Voilà donc la menace invisible, insaisissable, dont on parle, dont on ne cesse de parler, mais qui ne se laisse pas décrire, sinon par conjecture. Appréhender seulement. Nous ne connaissons qu’imprécisément les modes de contamination.
Le danger peut donc être partout : dans tous les pays, pour tout le monde. Nous sommes chacun réduit à une méfiance aussi nécessaire qu’elle paraît un peu vaine, tant son objet reste peu déterminé.
Se protéger : savon, gel hydroalcoolique, et quoi encore ? Pourquoi pas se pisser dessus ? C’est ce que j’ai appris au stage de survie, non ?
Plus sérieusement : la pandémie, en se répandant de façon inexorable, m’isole. Chacun chez soi. Reconduit à savoir où il habite. Disparition verbale des migrants, des sans domicile fixe.
Tous fragilisés, nous pouvons avoir l’impression de ne plus savoir où nous en sommes.
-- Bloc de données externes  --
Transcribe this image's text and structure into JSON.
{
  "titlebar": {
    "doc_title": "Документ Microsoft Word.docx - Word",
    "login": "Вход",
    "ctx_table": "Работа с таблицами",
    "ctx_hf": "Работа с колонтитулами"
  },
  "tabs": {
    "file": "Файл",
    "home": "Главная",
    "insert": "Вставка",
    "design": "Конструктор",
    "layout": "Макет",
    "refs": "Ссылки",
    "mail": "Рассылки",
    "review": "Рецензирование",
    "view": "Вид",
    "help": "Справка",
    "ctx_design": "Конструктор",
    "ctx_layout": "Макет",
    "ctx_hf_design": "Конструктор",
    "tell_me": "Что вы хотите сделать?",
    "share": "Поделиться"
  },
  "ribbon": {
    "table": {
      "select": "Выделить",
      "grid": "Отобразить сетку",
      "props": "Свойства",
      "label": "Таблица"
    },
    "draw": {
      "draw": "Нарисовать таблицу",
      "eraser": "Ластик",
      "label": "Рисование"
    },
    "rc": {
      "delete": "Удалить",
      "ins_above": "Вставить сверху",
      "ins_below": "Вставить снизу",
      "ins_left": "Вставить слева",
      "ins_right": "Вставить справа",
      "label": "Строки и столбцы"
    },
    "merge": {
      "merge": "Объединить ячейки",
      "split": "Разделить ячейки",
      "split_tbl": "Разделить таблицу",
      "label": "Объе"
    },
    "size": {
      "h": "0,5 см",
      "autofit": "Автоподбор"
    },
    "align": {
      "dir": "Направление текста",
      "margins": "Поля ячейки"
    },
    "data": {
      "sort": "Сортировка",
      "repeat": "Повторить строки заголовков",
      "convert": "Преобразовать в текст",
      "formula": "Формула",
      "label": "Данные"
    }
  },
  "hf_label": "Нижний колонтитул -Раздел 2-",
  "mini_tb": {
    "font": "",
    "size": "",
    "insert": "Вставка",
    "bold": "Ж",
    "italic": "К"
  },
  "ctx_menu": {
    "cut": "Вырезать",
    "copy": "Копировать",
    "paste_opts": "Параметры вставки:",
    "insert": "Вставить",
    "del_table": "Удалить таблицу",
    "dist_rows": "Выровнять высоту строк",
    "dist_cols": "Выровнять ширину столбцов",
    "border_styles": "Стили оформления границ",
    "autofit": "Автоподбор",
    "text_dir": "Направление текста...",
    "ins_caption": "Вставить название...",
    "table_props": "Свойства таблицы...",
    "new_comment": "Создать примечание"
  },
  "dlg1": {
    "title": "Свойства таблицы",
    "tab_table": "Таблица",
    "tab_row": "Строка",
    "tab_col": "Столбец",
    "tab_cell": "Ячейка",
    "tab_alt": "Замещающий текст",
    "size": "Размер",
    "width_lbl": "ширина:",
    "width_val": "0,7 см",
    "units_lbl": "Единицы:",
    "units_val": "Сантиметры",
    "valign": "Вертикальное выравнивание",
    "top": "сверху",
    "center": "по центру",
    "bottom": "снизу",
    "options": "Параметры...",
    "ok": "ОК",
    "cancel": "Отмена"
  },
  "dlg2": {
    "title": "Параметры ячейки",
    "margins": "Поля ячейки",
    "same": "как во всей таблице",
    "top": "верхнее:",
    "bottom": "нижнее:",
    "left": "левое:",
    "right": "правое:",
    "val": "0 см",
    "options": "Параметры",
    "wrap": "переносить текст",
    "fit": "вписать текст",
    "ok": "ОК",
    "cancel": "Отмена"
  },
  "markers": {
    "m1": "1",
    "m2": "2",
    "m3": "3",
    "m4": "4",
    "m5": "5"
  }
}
Nous le savons bien, pourtant, d’où nous sommes : du pays de la réflexion, qui tantôt se réduit volontiers au quant-à-soi. Plus généralement, le retour sur soi-même n’est pas seulement une attention au périmètre de son corps.
Nous sommes commis à adopter une attitude personnelle face à cette maladie que nous avons une forte probabilité de contracter. Il m’est désormais devenu nécessaire d’en penser quelque chose.
Nous découvrons notre vulnérabilité. Nous nous croyons ordinairement durables parce que l’essentiel de nos activités procède de projections dans le temps. Fin de la semaine, fin du mois, fin de l’année, chacun connaît les échéances qui rythment son pouvoir. Nous nous y sommes si bien exercés que nous en avions oublié notre précarité, notre temporalité, notre mortalité.
Maintenant il peut être question de la présence au moment que je vis. Les mesures successives de restrictions de nos rencontres et de nos déplacements rétrécissent notre rayon d’action, pour le ramener à l’élémentaire : s’assurer des conditions premières de notre existence, notre alimentation et notre préservation.
On apprend qu’il n’y a plus grand-chose d’essentiel à notre survie : se voir, se parler, se cultiver, se regarder et ne rien se dire, ce bonheur des paroles inutiles, tout cela devenu superfétatoire. Nous prenons aussi une conscience aiguë de ce qui est notre commun.
La valeur du politique, dédié à ce qui nous rassemble, c’est-à-dire à ce qui nous conditionne, dont seuls quelques-uns d’entre nous avaient une perception fine, est aujourd’hui sans équivoque. Les mesures de prévention qui sont prises de façon légitime nous concernent tous, presque sans délai et sans même grande occasion de débat. Comme à la guerre, nous agissons en pleine expérience de notre aveuglement.
Bien sûr nous disposons du remède. Nous sommes tous unis, à distance. Reliés intimement, par la magie de l’Internet. Nous en savons assez pourtant de cette union factice qui nous déchire au lieu d’assurer notre communion. Toujours communiquer, tous niquer, enfin ce n’est pas bien sûr. Télétravail, cours en ligne, visioconférence, échanges connectés ; les multiples technologies qui s’offrent à nous permettent de véhiculer des informations, de suppléer là maintenant à ce qui nous manquait : la présence.
Nous connaissons les avantages de ces moyens virtuels, qui ne sont pourtant que des adjuvants à visée technique.
Il en va ainsi de notre humanité, qui se découvre et se révèle lorsqu’elle est menacée. Nous ne sommes véritablement ensemble qu’à la condition d’être effectivement séparés. On avait pris l’habitude de vivre si précieux de beaucoup, qu’il est maintenant salutaire d’être enfin de peu.
Sachons de loin être véritablement proches, nous qui nous agacions de notre proximité. Notre identité est désormais dans la fragilité, la précarité, la vulnérabilité.
Maintenant confinés, il s’agit à présent de retrouver notre bien dans ce qui nous rassemble : notre solitude, notre solidité, notre sollicitude.
Il en va de l’unité de notre communauté.